Diversity in our backgrounds equips us with varying mental toolkits. When people with diverse perspectives work inclusively to solve problems, the results are powerful. Take the example of the million-dollar Netflix algorithm challenge:
In 2006, Netflix's CEO, Reed Hastings, announced an open competition to create an algorithm that would predict customers' movie ratings. The algorithm had to be 10% more efficient than Netflix's algorithm, Cinematch. This task was so difficult that Netflix offered a million dollars to anyone who could achieve this.
Of course, this competition attracted thousands of participants from various backgrounds – from math majors at an Ivy League university in the US to Austrian computer programmers and even a British psychologist and his daughter!
Dry erase markers scribbled across whiteboards, notebooks piled up, and brains were tested. It became clear to contestants that this was not going to be solved by one brilliant individual who had all the answers. Early on, teams realized that the most significant improvements came when individuals combined their results. The secret sauce for the eventual winners (a blended team called BellKor’s Pragmatic Chaos) was, in the end, the collaboration between people with diverse perspectives. Finally, in 2009, the top two teams combined forces, combined their algorithms, and surpassed the 10% threshold.
What happened in this competition is what Scott E. Page refers to as the "diversity bonus." Diversity improves problem-solving and increases innovation which leads to better performance and results for your organization.
Our objective in this article is to explore the power of diversity in problem-solving and to provide three ways to improve problem-solving in your organization by activating diversity-embracing behaviors in your employees.
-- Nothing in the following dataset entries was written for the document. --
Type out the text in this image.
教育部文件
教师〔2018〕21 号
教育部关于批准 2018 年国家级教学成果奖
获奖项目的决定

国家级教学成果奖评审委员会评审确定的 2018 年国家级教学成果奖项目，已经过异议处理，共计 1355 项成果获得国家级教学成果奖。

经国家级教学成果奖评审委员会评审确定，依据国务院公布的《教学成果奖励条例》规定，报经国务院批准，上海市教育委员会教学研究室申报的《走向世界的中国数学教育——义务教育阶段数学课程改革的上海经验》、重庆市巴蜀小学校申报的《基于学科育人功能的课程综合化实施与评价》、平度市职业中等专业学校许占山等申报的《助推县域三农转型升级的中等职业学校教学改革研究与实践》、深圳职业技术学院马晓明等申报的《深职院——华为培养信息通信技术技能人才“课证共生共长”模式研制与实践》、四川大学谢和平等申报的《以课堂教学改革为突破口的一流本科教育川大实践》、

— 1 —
The Power of Activating Diversity of Thought
People tend to solve problems by first looking at their own experiences, habits, culture, and understanding. The brain does this to determine whether we have faced a similar situation before and if we know how to solve it. Psychologists refer to this as a "mental set."
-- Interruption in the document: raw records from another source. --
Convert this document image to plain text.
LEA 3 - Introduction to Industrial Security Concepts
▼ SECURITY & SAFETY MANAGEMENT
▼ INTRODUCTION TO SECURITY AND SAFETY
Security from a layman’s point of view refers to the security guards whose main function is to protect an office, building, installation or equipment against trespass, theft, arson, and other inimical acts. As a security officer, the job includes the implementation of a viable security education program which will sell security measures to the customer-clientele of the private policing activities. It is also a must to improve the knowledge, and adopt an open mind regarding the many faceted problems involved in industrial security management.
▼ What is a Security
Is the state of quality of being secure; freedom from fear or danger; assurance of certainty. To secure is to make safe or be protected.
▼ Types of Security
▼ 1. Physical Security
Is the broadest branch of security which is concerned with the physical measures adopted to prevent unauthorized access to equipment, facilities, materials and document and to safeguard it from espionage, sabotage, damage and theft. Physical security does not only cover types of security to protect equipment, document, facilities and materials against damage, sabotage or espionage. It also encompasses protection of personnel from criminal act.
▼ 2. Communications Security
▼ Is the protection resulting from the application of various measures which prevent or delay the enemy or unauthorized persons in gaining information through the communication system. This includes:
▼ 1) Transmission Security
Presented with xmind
Mental sets save us time and energy in the decision-making process but can hamper our problem-solving abilities. Different perspectives lead to different kinds of solutions. For example, an obvious solution to one person may seem abstract or irrelevant to someone else. The more perspectives you have when analyzing a problem, the more likely you will consider a broader range of solutions.
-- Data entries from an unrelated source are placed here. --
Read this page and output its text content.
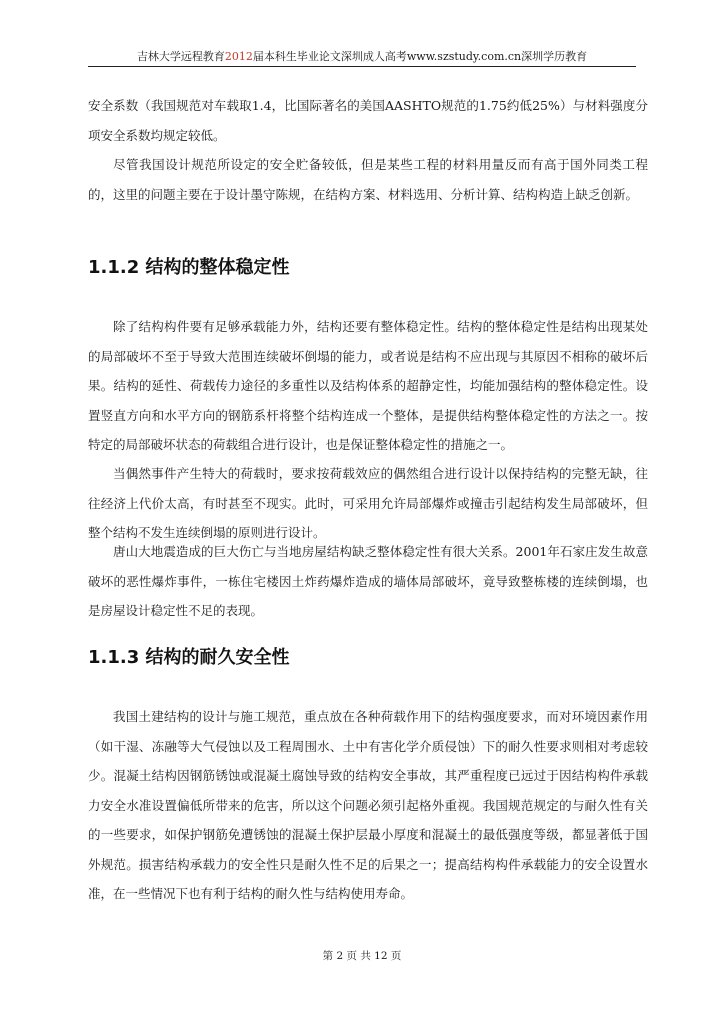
吉林大学远程教育2012届本科生毕业论文深圳成人高考www.szstudy.com.cn深圳学历教育

安全系数（我国规范对车载取1.4，比国际著名的美国AASHTO规范的1.75约低25%）与材料强度分项安全系数均规定较低。

尽管我国设计规范所设定的安全贮备较低，但是某些工程的材料用量反而有高于国外同类工程的，这里的问题主要在于设计墨守陈规，在结构方案、材料选用、分析计算、结构构造上缺乏创新。

1.1.2 结构的整体稳定性

除了结构构件要有足够承载能力外，结构还要有整体稳定性。结构的整体稳定性是结构出现某处的局部破坏不至于导致大范围连续破坏倒塌的能力，或者说是结构不应出现与其原因不相称的破坏后果。结构的延性、荷载传力途径的多重性以及结构体系的超静定性，均能加强结构的整体稳定性。设置竖直方向和水平方向的钢筋系杆将整个结构连成一个整体，是提供结构整体稳定性的方法之一。按特定的局部破坏状态的荷载组合进行设计，也是保证整体稳定性的措施之一。

当偶然事件产生特大的荷载时，要求按荷载效应的偶然组合进行设计以保持结构的完整无缺，往往经济上代价太高，有时甚至不现实。此时，可采用允许局部爆炸或撞击引起结构发生局部破坏，但整个结构不发生连续倒塌的原则进行设计。

唐山大地震造成的巨大伤亡与当地房屋结构缺乏整体稳定性有很大关系。2001年石家庄发生故意破坏的恶性爆炸事件，一栋住宅楼因土炸药爆炸造成的墙体局部破坏，竟导致整栋楼的连续倒塌，也是房屋设计稳定性不足的表现。

1.1.3 结构的耐久安全性

我国土建结构的设计与施工规范，重点放在各种荷载作用下的结构强度要求，而对环境因素作用（如干湿、冻融等大气侵蚀以及工程周围水、土中有害化学介质侵蚀）下的耐久性要求则相对考虑较少。混凝土结构因钢筋锈蚀或混凝土腐蚀导致的结构安全事故，其严重程度已远过于因结构构件承载力安全水准设置偏低所带来的危害，所以这个问题必须引起格外重视。我国规范规定的与耐久性有关的一些要求，如保护钢筋免遭锈蚀的混凝土保护层最小厚度和混凝土的最低强度等级，都显著低于国外规范。损害结构承载力的安全性只是耐久性不足的后果之一；提高结构构件承载能力的安全设置水准，在一些情况下也有利于结构的耐久性与结构使用寿命。

第 2 页 共 12 页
How can you show your employees how to embrace different perspectives in your organization?
To activate diversity, you need to create an environment that embraces the different ways individuals think, feel, and act. This is achieved by taking small actions over time to make inclusive behaviors a habit. Below we'll discuss three ways to help your team encourage diversity and inclusion when problem-solving.
1. Make All Voices Count
True diversity and inclusion mean that everyone in your team gets the opportunity to be heard. Sometimes though, we aren't conscious of who doesn't have a voice in a meeting or event. So, in many situations, the opinions of the most assertive people often carry the most weight. On the opposite side, women of color and other marginalized groups often don’t feel empowered to speak up.
In your organization, do you currently have a balance between who gets to talk in meetings and who doesn't?
In your next conference call or in-person meeting, take a back seat and mostly observe while still making sure that you participate when called upon.
After your call, reflect on what stood out for you. Also, consider what strategies you can create to ensure that the only time people on your team aren't heard is because they are on mute!
2. Welcome All Ideas
Organizations that embrace diversity solve problems by fostering an environment where all ideas are welcome. Embracing everyone's thoughts gives your team members the freedom to get creative without worrying about someone else's opinion. Don't miss out on your next great idea because someone was too embarrassed to share it.
The next time you have a brainstorming session, encourage your team to share their thoughts, no matter how out of the box they are.
Afterward, reflect on what happened in the session:
- What stood out for you when you encouraged all ideas?
- What can you leverage from what you have learned to enable your teams to share their ideas regularly?
3. Normalize Disagreements
A team can only be truly inclusive and allow a wide diversity of thoughts and ideas if it’s possible for members to disagree with each other in an empathetic and considerate way.
Diverse perspectives continue to flow when we normalize disagreements. If your team doesn't have a good strategy for dealing with conflict, only the most forceful personalities will be the ones who get their way.
Prepare yourself and your team for conflict with the following steps:
- Don't make it personal
- Avoid putting down the other person's ideas and beliefs
- Instead of saying "you", use "I" statements to communicate how you feel, what you think, and what you want or need
- Listen to the other point of view without interrupting
- Stay calm
- Avoid absolute statements
The Netflix algorithm challenge is a perfect illustration of the importance of diversity in problem-solving. The contestants understood that combining different ideas and perspectives was the only way to progress forward. Likewise, organizations need to take this approach too.
In this article, we explored how to activate behavior change in your employees by giving them small actions that they can use to be more inclusive when problem-solving. There are many other steps that organizations can take to embrace diversity.